Synthesis and application of acrylamide/sodium vinylsulfonate/carboxymethylcellulose/zeolite hybrid hydrogels as highly swollen effective adsorbents for model cationic dye removal

This report investigates the equilibrium swelling and dye sorption properties of a series of a novel hybrid/biohybrid composite hydrogel sorbent systems containing polysaccharide/zeolite polyelectrolyte based on acrylamide/sodium vinylsulfonate and carboxymethyl cellulose, and a mineral component such as zeolite. Novel hydrogels were synthesized with free radical solution polymerization by using ammonium persulfate/N,N,N ‘,N '-tetramethylethylenediamine as redox initiating pair in the presence of poly(ethylene glycol) diacrylate as a crosslinker. Swelling experiments were performed in water at 25°C, gravimetrically. The hydrogels, the semi-interpenetrating polymer networks, and the hybrid/biohybrid composite hydrogel systems that synthesized in this study have showed high swelling performance. The swelling and diffusion properties were calculated, and discussed for the hydrogels prepared under various formulations.
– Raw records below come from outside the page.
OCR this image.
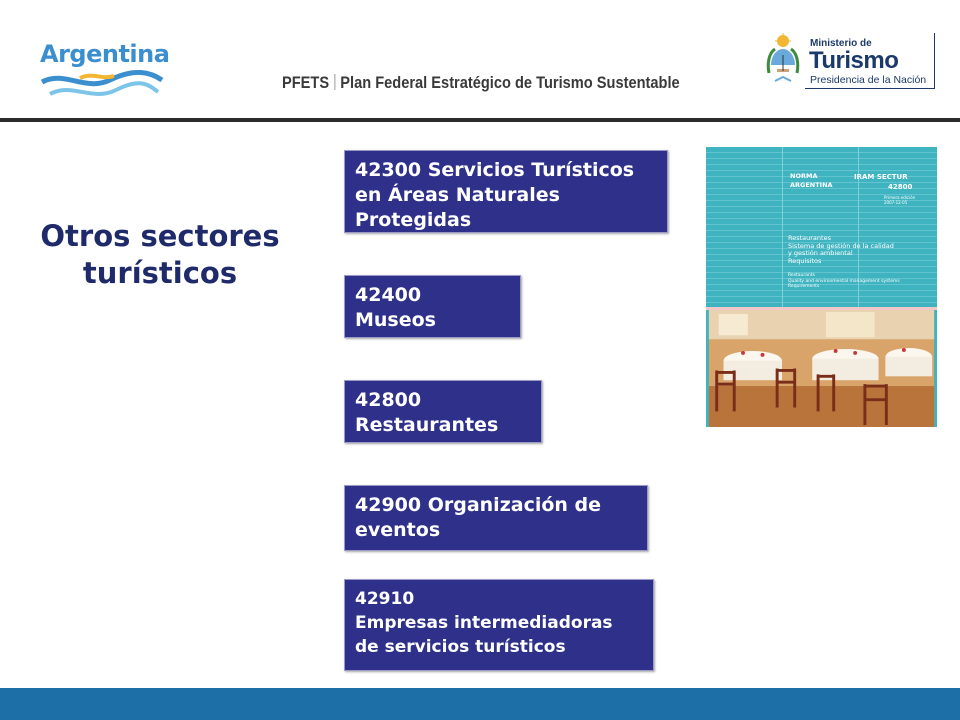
Argentina
PFETS Plan Federal Estratégico de Turismo Sustentable
Ministerio de
Turismo
Presidencia de la Nación
Otros sectores
turísticos
42300 Servicios Turísticos
en Áreas Naturales
Protegidas
42400
Museos
42800
Restaurantes
42900 Organización de
eventos
42910
Empresas intermediadoras
de servicios turísticos
NORMA
ARGENTINA
IRAM SECTUR
42800
Primera edición
2007-12-05
Restaurantes
Sistema de gestión de la calidad
y gestión ambiental
Requisitos
Restaurants
Quality and environmental management systems
Requirements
The equilibrium swelling factor of the hydrogel systems ranges were 6.61–31.97. Fourier transform infrared spectroscopy analysis and scanning electron microscopy technique were applied for structural characterization. For sorption of water-soluble cationic dye such as “methyl violet” into the hydrogel systems was studied by batch sorption technique at 25°C. For equilibrium sorption studies, dye sorption percentage, dye uptake performance, and partition coefficient of the hydrogels have been investigated. The values of dye sorption percentage were changed among 53.12%–88.60%. Consequently, the hydrogel systems developed in this study could serve as a potential sorbent device for water and dye (and/or similar model molecules) sorption.